それでCentOSなくなっちゃったんですかね
ElasticsearchやTerraformがタダ乗りで割を食った話
GitLabとかはうまくいっているように見える
長期間サポートする計画 (と権限)なしに物をリリースしてはいけない
胸がいたい...
AppEngineの事例が涙なしに語れない事情のかたまりだ。。。
21.6 結論
デファクトスタンダードはSemVerだけど、Live at headでいいからみんなテストするんだ!っていうのもたしかにいいよね。なんかGentoo Linuxっぽさがあるなw
21.7 要約
「依存関係の提供にはコストがかかる。」の一言につまっているな。。。
みんなからのコメント
Googleにしかできないとしたら、それはなぜか?
社内ライブラリの利用プロジェクトにはCIが整備されているとか、社内ライブラリのheadバージョンを簡単に利用できる仕組みがあるからとか?
依存関係がある、壊れやすいという嗅覚 (スキル) が必要なのかも
壊れやすそうなところは薄く作るし、壊れたことを検知するためのテストなんかも書く必要がある
こういう嗅覚があまりないチームだと依存関係を放置して、「動かない」とか「サポート終了」みたいなきっかけで対応するからコストも高くなりがちなんだろうな
そして不具合も多い傾向
現場でどこまでできているか?
最近社内ライブラリのような大きなものをつくらなくなってしまったが、前職ではたしかに似たようなことはやっていたなっていう気持ち。(live at headにちかい)
一方でSemVerをまもっているときに本当に不意な変更がないのかっていわれると、ランタイム側との相性の問題とかも含めてどこまでテストできているのかってめっちゃ難しいんだよな。。。
特定のモジュールに依存している...
Rubyのgemとかほかのライブラリ (Ruby以外の) に依存しているケースがありつらい
nokogiri とかでめっちゃ苦労した記憶しかない
JVM言語の強み: ネイティブ依存のライブラリが基本ない
この本があるのになぜ実践する企業はすくないのか?
そこそこな規模で使ってくれている利用ユーザーが近くにいないとか?
ランタイムとの整合性にかんしてはどこまでテストすればいいのかを把握するのがすでに人間には無理なのではないかと思うことがある。
再設計、リファクタリング、依存関係のライブラリのアップデートなど、やらないとどうなるか?って想像力 (スキル) が足りてない OR いつかやる (経験上、「いつかやる」やらない) と思っている
この章に関してはそもそもちゃんとした解決策を提供してない
それの乗り越え方はなにか?
SemVerをまもるっていう観点だと、各種仕様やバグチケットからAIがリスクベースにテストケースを生成してくれるみたいなツールとかSaaSがうまれると産業的にはよくなりそう。

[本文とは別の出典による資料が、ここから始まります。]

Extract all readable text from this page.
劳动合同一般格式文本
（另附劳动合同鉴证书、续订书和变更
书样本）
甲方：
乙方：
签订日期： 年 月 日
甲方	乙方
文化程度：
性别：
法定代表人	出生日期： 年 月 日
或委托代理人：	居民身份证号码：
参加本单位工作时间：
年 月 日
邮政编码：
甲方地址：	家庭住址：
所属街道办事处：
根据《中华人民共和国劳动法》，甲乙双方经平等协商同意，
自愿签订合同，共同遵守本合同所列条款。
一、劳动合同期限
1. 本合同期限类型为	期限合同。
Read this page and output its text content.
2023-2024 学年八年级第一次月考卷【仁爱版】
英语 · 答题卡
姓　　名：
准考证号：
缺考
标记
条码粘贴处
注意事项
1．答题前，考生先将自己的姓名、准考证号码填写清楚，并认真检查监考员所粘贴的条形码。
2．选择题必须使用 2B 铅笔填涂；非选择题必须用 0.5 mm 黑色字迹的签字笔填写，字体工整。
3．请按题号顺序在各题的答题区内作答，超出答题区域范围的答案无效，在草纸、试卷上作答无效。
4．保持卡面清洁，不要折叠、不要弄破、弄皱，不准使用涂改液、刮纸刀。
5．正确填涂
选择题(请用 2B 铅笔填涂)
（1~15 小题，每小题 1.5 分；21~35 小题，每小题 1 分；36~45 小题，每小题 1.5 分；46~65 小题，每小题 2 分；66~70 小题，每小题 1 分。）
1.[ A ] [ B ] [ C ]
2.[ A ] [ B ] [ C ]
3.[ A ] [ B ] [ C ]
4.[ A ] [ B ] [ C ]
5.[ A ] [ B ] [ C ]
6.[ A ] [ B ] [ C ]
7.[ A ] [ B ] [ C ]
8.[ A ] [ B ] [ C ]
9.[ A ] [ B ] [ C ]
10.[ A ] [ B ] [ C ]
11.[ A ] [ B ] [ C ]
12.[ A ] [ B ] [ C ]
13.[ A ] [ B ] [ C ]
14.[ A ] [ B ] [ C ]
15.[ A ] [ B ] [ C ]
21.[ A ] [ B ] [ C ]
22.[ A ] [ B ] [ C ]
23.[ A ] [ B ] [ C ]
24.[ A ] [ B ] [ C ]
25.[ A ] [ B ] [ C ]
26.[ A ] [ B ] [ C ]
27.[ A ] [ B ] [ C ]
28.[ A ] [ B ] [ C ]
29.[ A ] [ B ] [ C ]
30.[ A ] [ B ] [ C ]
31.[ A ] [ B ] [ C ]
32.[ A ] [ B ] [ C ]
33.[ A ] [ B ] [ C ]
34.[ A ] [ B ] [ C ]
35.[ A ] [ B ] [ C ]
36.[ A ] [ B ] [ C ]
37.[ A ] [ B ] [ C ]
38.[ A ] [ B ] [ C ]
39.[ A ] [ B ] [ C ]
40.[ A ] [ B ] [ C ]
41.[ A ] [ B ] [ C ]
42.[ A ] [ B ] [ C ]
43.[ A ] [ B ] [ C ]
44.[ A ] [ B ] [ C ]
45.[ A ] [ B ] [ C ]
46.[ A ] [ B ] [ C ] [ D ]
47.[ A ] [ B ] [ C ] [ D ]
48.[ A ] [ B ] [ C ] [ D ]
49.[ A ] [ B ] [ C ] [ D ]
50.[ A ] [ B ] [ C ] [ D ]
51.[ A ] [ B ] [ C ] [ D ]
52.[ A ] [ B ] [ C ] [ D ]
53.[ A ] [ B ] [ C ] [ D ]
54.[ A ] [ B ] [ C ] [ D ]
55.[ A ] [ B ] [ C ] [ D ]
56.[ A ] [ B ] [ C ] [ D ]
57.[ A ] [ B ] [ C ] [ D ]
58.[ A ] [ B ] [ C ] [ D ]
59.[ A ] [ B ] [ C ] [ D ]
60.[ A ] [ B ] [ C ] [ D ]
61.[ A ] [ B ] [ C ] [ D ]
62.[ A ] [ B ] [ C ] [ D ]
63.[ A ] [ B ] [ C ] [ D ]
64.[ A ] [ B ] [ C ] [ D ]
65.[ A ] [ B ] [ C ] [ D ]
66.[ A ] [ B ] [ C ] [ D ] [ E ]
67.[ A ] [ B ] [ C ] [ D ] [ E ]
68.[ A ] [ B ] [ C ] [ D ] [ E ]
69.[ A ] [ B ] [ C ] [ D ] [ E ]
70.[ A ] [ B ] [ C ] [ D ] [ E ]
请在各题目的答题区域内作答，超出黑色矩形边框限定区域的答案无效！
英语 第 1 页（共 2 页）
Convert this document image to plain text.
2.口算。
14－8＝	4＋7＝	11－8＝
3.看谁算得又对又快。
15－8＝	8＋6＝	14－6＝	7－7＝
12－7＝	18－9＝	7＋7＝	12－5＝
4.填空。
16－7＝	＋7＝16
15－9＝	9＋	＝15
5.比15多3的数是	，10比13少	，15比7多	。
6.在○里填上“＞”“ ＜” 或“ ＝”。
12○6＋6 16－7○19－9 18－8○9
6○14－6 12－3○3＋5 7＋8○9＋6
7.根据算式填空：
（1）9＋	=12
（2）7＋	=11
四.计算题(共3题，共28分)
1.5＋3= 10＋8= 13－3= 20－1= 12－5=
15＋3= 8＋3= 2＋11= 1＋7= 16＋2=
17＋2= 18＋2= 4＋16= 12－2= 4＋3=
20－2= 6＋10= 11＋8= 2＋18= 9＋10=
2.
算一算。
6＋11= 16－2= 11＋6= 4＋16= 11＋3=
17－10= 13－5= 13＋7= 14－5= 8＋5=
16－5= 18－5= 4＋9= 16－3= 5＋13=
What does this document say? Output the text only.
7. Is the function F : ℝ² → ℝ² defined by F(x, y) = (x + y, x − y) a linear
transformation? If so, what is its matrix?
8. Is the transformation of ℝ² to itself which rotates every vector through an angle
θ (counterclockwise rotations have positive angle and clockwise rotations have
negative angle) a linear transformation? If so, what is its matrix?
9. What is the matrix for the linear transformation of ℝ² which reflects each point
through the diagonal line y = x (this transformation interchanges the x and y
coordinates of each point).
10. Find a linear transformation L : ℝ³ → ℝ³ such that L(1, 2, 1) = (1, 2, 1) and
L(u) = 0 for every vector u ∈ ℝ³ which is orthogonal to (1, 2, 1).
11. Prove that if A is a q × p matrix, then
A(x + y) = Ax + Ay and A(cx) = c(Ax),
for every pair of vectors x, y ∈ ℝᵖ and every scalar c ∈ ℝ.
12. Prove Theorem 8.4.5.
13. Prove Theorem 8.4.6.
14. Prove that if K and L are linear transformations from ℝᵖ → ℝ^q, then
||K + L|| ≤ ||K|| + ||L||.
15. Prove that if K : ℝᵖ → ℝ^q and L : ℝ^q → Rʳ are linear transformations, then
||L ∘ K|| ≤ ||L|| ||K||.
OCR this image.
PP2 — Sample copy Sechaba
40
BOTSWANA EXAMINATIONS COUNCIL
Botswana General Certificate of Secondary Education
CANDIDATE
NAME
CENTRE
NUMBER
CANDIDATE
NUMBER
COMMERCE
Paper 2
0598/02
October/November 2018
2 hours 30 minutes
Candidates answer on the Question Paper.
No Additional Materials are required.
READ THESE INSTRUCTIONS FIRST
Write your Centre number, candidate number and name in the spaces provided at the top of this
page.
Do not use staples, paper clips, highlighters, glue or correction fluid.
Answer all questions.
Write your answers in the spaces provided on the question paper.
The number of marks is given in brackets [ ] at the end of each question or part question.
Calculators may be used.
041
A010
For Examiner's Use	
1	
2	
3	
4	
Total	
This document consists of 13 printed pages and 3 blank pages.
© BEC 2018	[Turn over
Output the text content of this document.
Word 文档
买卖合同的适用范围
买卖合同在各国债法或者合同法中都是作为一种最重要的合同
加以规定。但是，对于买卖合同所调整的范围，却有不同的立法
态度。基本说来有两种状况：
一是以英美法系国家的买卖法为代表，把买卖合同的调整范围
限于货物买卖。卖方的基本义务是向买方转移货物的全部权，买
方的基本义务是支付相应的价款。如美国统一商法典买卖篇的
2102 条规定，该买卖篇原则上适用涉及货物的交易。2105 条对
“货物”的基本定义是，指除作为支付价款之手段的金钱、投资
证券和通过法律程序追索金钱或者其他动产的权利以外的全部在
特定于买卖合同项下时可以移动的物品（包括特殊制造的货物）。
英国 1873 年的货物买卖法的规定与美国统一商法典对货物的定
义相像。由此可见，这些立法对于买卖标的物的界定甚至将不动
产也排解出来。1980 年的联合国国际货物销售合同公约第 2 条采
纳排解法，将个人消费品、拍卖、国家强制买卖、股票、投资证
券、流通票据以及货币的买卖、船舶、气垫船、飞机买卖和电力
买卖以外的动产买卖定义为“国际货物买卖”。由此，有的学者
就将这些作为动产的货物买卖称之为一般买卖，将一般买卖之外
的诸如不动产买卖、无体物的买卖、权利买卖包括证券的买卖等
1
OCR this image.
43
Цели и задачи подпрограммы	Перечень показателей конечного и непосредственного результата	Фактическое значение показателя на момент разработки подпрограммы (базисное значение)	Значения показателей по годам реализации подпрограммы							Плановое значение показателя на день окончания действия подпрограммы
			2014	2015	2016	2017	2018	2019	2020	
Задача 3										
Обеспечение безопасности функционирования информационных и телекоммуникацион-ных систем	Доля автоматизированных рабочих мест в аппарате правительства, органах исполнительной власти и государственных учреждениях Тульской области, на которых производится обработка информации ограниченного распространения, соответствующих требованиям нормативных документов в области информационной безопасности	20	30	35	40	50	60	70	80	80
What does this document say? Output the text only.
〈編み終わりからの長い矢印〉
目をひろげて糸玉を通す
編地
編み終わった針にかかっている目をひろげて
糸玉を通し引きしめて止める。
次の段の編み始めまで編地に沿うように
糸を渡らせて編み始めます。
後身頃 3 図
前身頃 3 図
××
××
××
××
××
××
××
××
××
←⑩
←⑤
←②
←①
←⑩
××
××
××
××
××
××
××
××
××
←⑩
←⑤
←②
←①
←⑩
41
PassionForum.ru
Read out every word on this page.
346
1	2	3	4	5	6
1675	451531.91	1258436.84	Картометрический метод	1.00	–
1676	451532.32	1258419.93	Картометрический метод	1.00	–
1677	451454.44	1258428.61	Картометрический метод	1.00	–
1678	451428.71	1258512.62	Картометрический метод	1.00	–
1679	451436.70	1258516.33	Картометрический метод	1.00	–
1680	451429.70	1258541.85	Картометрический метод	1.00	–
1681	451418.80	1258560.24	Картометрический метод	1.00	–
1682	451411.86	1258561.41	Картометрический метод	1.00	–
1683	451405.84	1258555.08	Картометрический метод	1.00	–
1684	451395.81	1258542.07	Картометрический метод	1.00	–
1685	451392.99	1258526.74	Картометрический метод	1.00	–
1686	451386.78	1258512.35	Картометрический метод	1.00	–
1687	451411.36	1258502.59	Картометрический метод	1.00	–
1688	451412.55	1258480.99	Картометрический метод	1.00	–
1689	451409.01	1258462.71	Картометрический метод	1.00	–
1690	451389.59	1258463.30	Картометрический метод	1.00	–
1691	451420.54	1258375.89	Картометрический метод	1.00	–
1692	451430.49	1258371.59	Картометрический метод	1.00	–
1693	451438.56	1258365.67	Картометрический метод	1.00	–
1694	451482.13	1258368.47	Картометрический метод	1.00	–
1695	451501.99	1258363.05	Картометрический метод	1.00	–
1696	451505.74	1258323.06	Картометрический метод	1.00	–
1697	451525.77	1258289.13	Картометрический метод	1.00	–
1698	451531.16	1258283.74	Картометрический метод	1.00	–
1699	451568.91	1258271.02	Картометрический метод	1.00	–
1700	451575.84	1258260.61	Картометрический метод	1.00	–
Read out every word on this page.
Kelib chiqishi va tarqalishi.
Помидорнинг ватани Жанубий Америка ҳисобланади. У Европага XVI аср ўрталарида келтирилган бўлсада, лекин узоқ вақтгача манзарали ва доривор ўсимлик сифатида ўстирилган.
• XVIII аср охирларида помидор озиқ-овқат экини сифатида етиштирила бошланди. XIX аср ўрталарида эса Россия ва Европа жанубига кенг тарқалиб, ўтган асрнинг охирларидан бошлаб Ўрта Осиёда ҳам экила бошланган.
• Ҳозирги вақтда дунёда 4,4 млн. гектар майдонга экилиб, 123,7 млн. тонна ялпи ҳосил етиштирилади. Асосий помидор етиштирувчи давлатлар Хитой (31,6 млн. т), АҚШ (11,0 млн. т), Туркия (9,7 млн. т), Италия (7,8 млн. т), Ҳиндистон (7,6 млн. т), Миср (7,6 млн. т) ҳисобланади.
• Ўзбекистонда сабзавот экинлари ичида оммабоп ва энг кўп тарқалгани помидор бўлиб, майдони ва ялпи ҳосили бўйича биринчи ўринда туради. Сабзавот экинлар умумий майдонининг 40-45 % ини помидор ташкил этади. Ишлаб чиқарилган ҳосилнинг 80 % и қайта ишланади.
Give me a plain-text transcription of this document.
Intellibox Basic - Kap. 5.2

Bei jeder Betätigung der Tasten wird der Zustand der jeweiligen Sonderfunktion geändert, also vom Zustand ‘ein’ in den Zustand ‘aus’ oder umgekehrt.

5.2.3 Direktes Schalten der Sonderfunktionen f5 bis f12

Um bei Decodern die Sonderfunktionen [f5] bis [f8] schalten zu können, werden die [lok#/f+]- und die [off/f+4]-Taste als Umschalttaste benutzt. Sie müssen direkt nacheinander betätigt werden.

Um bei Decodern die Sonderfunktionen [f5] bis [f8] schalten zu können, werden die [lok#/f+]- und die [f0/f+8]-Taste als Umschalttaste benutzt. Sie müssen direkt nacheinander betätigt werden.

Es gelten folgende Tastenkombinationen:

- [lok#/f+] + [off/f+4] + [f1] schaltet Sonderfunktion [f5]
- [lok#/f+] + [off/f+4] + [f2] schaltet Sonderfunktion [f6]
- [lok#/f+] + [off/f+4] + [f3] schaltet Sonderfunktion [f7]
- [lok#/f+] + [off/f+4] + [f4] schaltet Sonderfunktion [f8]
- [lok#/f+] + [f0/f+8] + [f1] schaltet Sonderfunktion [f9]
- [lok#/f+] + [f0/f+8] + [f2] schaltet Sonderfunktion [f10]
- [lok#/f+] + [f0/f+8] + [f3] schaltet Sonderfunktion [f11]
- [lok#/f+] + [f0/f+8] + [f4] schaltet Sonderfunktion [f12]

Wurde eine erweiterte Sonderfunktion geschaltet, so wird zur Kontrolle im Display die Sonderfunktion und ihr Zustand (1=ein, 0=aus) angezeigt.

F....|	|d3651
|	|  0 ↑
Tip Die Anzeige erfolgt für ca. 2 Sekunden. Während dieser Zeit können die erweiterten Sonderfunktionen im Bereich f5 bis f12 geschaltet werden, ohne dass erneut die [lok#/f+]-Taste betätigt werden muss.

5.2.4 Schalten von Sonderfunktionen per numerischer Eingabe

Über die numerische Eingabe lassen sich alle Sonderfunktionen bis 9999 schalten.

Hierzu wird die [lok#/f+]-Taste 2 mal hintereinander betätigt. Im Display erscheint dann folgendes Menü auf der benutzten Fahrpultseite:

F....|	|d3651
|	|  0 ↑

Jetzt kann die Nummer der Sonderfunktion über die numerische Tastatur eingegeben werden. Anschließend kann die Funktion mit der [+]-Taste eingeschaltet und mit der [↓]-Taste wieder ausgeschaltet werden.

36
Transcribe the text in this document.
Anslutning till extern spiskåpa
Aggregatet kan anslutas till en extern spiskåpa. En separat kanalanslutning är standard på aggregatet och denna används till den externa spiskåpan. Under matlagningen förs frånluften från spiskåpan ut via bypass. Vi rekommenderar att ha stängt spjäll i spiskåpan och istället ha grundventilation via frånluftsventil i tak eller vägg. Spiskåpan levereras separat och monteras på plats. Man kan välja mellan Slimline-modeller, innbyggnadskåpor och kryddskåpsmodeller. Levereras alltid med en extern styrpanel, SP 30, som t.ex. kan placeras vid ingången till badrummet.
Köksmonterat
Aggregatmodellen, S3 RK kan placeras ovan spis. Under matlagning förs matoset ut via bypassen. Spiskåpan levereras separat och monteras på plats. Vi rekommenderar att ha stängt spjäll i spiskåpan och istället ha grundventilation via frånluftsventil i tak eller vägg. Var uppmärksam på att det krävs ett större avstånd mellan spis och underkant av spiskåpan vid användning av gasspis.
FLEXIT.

WebAPIで利用してもらっている場合にはログから自動テストをつくってテストがパスするかをみてみるとか?(秘匿情報っぽい気もするのでそのへんの扱いをクリアしないといけないけど)
ステップを小さくするとしたらどうできそうか?
アルファ版をリリースしてコンパイルと自動テストだけでもいいからためしてもらって、試してもらうことになにかインセンティブをつけるとか?
OSSだったらスポンサーやコントリビューターに名前を載せるとかでもいいのかもしれない。